As I write this (on Monday), here’s what the National Interagency Fire Center – based in Boise, you’ll recall – has to say about wildfires in Idaho.
Idaho land on fire amounts to 195,355 acres, third-most in the country after Oregon (with its enormous Bootleg fire) and California.
Idaho has 23 NIFC-recognized active wildfires, more than any other state, which may mean that Idaho’s wildfire situation is especially complex.
The situation is worse than that suggests, though, partly because NIFC-listed major fires are only a part of the overall picture. The Nez Perce-Clearwater National Forests, for example, said that within its bounds it “is managing 39 active fires, seven are contained, 22 in extended attack, and eight are being evaluated for further action.

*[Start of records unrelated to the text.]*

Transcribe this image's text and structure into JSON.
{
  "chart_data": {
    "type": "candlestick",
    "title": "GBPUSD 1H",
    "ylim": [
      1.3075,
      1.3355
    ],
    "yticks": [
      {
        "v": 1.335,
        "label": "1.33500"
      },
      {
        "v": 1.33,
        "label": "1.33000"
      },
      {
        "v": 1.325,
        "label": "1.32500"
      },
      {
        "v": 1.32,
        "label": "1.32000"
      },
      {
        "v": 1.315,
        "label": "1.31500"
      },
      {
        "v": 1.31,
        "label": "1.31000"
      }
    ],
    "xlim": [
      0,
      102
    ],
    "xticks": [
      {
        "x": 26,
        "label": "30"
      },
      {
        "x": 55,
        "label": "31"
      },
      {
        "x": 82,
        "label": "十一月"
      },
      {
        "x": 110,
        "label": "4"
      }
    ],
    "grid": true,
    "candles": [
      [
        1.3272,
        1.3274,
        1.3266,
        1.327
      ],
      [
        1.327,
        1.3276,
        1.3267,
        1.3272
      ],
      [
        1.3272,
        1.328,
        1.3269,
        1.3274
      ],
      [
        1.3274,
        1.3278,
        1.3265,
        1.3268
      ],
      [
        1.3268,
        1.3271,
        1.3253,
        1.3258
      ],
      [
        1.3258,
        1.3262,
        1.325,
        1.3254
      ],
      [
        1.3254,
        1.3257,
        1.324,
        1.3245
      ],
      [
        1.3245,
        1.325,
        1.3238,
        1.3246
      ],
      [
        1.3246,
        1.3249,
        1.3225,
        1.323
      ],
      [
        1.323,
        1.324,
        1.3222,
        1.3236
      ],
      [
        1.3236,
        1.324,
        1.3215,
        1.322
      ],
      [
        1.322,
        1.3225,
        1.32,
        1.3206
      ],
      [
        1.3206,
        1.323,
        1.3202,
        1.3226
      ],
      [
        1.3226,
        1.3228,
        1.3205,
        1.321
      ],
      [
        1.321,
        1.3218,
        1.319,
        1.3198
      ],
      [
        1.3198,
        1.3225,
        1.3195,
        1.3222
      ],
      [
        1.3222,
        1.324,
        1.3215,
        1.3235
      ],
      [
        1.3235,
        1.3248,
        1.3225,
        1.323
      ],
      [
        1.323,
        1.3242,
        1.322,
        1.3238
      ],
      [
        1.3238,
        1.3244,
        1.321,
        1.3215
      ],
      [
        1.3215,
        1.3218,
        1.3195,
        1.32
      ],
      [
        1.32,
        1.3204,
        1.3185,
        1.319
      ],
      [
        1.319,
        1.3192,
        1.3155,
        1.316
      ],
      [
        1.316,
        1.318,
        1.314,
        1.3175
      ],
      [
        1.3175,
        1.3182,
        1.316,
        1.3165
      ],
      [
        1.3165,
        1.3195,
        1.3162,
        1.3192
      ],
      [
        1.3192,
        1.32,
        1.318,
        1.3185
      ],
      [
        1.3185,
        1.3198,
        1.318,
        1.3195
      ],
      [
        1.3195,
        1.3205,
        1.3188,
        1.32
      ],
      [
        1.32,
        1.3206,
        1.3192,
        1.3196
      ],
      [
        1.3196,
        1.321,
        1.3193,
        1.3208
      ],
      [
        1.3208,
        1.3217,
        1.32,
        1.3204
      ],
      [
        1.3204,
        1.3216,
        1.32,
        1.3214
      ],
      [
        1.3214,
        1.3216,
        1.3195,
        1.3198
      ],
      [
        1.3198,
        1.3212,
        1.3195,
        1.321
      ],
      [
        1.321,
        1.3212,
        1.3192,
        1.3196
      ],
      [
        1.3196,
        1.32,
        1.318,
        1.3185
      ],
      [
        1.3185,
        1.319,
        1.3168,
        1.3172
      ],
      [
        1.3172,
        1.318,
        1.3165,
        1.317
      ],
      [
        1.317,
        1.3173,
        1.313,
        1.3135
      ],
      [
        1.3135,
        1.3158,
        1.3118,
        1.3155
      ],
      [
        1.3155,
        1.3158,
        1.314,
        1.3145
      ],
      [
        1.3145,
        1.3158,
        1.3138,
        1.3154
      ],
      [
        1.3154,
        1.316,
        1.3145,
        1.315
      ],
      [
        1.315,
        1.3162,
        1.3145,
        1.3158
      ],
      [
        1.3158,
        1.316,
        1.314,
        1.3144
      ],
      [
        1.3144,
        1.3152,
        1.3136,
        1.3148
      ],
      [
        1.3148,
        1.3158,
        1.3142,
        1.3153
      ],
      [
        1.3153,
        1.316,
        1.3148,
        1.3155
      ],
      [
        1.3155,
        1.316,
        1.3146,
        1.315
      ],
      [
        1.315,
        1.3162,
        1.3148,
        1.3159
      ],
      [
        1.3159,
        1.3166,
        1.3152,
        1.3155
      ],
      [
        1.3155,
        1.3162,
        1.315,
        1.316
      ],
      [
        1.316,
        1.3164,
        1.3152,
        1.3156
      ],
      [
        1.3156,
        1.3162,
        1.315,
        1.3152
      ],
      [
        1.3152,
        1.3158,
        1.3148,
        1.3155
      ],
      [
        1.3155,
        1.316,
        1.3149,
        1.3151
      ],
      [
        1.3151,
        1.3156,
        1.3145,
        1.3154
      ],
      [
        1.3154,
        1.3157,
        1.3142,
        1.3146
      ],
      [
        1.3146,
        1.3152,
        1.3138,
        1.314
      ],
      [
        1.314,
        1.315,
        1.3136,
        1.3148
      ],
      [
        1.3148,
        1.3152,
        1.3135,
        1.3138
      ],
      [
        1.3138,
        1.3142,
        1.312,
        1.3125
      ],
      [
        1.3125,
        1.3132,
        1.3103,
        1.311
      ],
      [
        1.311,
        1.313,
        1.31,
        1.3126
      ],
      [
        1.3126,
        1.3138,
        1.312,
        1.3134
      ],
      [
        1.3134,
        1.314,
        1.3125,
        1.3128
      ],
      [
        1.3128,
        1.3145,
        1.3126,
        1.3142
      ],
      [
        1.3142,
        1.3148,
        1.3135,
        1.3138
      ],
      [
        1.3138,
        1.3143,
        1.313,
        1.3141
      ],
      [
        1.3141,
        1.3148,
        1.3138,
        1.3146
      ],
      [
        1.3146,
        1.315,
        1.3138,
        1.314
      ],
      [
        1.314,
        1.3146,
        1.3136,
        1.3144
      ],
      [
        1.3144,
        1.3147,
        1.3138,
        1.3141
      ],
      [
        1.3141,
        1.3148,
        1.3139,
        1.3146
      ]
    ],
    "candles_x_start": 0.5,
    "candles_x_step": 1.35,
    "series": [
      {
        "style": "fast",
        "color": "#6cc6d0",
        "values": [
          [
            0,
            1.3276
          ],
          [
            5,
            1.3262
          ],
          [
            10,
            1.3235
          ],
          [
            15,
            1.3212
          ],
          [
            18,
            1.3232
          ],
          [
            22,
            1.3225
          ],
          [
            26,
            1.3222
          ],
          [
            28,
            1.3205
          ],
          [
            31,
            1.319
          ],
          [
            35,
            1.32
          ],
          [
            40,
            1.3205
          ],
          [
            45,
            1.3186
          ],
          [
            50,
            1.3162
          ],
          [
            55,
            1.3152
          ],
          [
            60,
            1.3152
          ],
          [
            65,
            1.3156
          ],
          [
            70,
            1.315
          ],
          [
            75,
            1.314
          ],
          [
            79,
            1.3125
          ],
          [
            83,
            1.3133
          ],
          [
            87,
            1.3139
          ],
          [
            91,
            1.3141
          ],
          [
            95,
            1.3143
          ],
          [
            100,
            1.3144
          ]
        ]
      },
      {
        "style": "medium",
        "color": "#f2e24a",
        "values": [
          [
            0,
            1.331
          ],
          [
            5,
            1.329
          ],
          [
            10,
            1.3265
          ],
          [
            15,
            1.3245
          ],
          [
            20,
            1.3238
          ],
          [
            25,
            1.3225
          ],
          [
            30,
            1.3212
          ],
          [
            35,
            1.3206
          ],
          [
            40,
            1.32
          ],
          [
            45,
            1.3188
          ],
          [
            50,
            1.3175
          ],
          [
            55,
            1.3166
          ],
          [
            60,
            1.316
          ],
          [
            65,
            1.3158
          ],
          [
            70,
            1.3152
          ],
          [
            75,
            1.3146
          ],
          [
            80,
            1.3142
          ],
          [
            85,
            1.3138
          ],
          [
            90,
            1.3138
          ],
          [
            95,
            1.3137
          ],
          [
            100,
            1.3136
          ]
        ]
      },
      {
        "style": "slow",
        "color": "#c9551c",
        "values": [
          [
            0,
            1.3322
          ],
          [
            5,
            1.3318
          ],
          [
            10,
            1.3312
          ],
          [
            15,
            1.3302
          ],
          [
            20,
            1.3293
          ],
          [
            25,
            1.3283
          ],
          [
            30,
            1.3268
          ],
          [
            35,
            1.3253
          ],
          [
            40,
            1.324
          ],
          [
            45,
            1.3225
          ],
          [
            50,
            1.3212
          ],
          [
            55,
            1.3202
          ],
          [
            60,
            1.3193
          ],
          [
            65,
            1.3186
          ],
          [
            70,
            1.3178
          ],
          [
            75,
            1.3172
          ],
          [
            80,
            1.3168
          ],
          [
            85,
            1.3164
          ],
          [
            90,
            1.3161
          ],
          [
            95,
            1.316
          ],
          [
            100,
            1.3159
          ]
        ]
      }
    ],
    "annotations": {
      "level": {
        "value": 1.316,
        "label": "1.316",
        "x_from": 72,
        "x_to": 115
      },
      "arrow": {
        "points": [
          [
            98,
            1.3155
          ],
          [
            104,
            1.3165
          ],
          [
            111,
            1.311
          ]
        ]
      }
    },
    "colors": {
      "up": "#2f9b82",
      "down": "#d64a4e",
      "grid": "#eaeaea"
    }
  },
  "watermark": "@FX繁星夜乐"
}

Today, hotter and drier conditions will develop across the region.” And just this week batches of new fires erupted, notably in eastern Idaho.
Many of these fires are not especially large, but they add up, and their sheer number makes it more difficult getting a handle on them.
Beyond that, these 23 NIFC fires are widely scattered around Idaho, mainly between the Canadian border and Boise, with others not far from Lewiston, Harvard, Orofino, Kooskia, Pritchard, Kellogg, Hope, Dixie, Salmon, Pierce, and McCall.
But southern Idaho has by no means escaped this year, and likely won’t as the season, which still has a couple of months at least to run, goes on.
And remember, the current fires are in addition to those that came earlier and those yet to come.
Warnings (from the governor, researchers, public safety people and others for months on end) that this may be a rough fire year for Idaho, much worse than the last few, clearly seem to be smack on target.
And of course there’s the subsidiary set of issues, like the smoke that has enveloped a lot of the state and will be drifting over more.
More than in prior years, most people in Idaho will have a personal association with areas that have been or are on fire. So many places in Idaho are, or have been, or will be, on fire this year, that nearly everyone in the state will have some form of personal connection to what’s happening.
In all of that, Idaho may come out with something useful.
In the last couple of decades or so, a rough consensus has started to develop over the question of how best to manage forests and other lands to avert disastrous wildfires. Obviously, we’re not there yet. But some progress is being made.
Some of the most visible developments in this area have been happening across the border in Oregon, where in several places timber communities and environmentalists, so often for so many years at each others’ throats, have been finding common cause in developing ways to manage forests. A report from the columnist Nicholas Kristoff last year told of a John Day stewardship agreement – small and imperfect, but still profitable for local businesses and workers and environmentally friendly for activists – showing how effective forest management is often more complex than either side would immediately want, and yet gives something to each. The deal involved both tree cutting and steps for careful forest management, yielding a situation that is neither side’s ideal but is working.
Disasters can have the odd effect of bringing people together. The conflicts over the environment that have typified so much of recent Idaho history could see a turning point. The many fires bedeviling us now could be the prompt to cause many people, enough to make a big difference, to sit down and think outside their traditional boxes.